Action Man, Geyperman y la infancia que delata tu clase
Si tuviste un Action Man, eres de los que entienden la pregunta. Si no, o fuiste pobre o te pillaron mayor. La disyuntiva suena brutal, pero es la que planea sobre cualquier conversación de juguetes retro. La nostalgia tiene código de barras, y en este caso el código empieza por una moto cromada.
El Geyperman como marcador de estatus
Frente al plástico de generaciones posteriores, la moto de Geyperman con sus cromados y neumáticos de gomita blanda funciona como un carné de autenticidad. Hay quien sostiene que los cromados mandan, y quien responde que los G.I. Joe eran más procerescos. La batalla es entre escuelas de juguete, pero también entre décadas.
Los pobres y los mayores
En el otro lado están los que no tuvieron nada de eso. La memoria de una infancia pobre aparece con un trompo y un puñado de canicas, o con juguetes construidos a mano. No es nostalgia, es crónica. Y también está la excusa de la edad: no fuiste pobre, solo llegaste tarde o temprano.
La trampa de la nostalgia
La conversación se enreda en provocaciones, pero lo interesante es la brecha.

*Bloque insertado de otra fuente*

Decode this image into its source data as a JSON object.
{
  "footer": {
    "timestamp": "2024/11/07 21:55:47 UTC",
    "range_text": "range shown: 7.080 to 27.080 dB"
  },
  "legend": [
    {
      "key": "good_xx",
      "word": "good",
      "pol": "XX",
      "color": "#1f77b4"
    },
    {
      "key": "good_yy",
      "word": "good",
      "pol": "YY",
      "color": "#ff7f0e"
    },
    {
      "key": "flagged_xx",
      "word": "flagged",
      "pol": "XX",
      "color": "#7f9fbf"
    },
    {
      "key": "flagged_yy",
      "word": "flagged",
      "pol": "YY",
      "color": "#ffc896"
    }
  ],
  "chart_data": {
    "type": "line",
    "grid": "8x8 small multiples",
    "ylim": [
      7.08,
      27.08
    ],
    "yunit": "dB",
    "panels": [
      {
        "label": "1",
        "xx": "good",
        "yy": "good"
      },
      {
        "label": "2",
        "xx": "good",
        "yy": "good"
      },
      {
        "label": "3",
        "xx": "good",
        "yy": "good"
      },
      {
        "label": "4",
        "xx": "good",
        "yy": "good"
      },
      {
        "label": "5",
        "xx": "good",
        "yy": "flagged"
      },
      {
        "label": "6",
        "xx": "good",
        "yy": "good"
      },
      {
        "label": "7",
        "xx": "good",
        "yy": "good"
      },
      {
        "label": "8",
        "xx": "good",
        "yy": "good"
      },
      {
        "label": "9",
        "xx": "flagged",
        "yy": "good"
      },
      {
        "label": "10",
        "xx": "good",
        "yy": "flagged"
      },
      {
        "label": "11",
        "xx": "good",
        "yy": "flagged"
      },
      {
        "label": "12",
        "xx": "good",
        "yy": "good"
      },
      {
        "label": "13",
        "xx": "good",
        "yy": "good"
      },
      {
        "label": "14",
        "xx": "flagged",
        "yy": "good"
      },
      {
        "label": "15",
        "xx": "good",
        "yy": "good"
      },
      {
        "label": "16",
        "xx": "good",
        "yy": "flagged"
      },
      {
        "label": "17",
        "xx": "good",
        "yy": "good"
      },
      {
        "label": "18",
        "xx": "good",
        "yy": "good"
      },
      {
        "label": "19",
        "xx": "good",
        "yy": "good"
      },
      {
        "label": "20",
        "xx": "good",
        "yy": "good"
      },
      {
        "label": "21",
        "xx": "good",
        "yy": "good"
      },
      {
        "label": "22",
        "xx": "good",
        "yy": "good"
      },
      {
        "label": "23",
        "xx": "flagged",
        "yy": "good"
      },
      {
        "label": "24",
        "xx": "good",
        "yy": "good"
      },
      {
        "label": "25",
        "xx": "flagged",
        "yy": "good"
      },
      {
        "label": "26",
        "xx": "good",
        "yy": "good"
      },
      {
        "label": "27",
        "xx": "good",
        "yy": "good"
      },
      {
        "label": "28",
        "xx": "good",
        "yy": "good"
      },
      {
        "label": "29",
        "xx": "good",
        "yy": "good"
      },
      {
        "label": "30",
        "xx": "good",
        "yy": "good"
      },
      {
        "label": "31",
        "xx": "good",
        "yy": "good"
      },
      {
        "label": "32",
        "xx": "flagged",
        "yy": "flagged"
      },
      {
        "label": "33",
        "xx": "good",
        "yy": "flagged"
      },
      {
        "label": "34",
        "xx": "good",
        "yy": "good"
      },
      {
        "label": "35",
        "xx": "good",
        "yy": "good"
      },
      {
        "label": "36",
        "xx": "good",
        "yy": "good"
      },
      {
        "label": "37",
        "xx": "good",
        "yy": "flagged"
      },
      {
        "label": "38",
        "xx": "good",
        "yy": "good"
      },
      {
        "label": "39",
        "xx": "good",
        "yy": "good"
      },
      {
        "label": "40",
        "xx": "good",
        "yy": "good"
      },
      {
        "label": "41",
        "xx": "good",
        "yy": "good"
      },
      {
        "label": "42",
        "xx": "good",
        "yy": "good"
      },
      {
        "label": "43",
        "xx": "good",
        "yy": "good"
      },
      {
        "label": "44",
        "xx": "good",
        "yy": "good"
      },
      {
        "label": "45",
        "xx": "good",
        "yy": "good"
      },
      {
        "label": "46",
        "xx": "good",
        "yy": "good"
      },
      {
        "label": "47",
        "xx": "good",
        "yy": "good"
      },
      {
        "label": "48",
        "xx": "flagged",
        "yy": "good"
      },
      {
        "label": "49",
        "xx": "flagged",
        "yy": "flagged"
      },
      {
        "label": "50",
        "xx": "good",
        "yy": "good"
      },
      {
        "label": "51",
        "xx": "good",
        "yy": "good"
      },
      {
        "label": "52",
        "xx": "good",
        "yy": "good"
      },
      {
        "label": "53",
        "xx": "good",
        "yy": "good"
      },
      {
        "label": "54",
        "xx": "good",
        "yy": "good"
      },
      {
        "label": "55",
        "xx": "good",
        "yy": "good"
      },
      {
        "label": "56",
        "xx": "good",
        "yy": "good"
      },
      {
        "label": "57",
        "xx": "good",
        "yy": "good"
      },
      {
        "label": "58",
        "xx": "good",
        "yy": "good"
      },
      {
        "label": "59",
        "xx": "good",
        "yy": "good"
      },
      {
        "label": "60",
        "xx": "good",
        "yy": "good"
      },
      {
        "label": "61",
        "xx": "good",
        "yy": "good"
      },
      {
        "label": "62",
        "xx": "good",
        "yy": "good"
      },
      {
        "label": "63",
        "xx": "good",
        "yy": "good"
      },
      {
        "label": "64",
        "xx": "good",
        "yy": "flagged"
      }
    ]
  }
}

Cada generación defiende sus cromados y sus neumáticos, y el argumento final casi siempre es quién fue más pobre o más listo. Nadie gana, pero todos vuelven a tener ocho años.
La próxima batalla será entre los que tuvieron Switch y los que heredaron la Game Boy. La duda, otra vez, será de clase. Y probablemente tampoco se resuelva.